Na minha consulta de psicologia ao/à adolescente, muitos/as pais/mães trazem a impulsividade como uma característica do/a filho/a. Esta característica confere aos jovens dificuldades de controlo, de planos e de objetivos, assim como na tomada de decisões. É uma fase crítica, porque já vivenciam parte de decisões que requerem planeamento, ponderação e embora o apoio da família seja primordial, necessitam ser encorajados/as a antecipar os riscos e os benefícios dos seus comportamentos que são o reflexo dos seus atos.

A impulsividade é caracterizada por um comportamento marcado por reações rápidas e sem planeamento e, deste modo, não existe a oportunidade de antecipação das consequências.
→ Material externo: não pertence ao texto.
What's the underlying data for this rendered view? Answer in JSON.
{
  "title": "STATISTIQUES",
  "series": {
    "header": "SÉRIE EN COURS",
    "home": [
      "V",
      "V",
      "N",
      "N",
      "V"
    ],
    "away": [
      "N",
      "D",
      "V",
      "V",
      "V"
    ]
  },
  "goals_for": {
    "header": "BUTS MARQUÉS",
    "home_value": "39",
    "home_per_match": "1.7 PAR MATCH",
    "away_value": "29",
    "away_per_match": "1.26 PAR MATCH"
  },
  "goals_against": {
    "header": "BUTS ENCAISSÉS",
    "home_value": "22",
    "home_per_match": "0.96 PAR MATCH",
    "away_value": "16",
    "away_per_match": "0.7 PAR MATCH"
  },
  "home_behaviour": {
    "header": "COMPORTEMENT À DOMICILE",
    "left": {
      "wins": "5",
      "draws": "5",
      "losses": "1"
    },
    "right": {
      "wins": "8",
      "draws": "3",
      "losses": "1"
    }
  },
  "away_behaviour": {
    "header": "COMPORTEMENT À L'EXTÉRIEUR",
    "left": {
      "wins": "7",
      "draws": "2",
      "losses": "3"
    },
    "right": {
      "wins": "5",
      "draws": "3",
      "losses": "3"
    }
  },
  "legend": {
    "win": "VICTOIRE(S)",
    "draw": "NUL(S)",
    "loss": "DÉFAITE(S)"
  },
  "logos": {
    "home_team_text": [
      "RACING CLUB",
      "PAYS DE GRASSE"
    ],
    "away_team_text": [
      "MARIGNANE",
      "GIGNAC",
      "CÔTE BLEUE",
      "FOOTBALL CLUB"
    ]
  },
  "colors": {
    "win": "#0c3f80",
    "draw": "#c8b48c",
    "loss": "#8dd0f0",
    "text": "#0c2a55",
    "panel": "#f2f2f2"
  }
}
Pensar antes de agir implica estar mais consciente dos seus sentimentos e comportamentos e percecionar a diferença entre estes. Por exemplo, sentir raiva não tem que resultar em bater, existem outras opções para esta emoção. No entanto, muitos/as adolescentes não distinguem emoção e comportamento.

O/a adolescente atribui imenso valor ao momento presente. É importante não recusar um convite para sair com os amigos agora e depois pensar nos trabalhos escolares, que só serão entregues no dia seguinte. Um convite de amigos, um telefonema, uma resposta a uma mensagem parece ser sempre o mais emergente.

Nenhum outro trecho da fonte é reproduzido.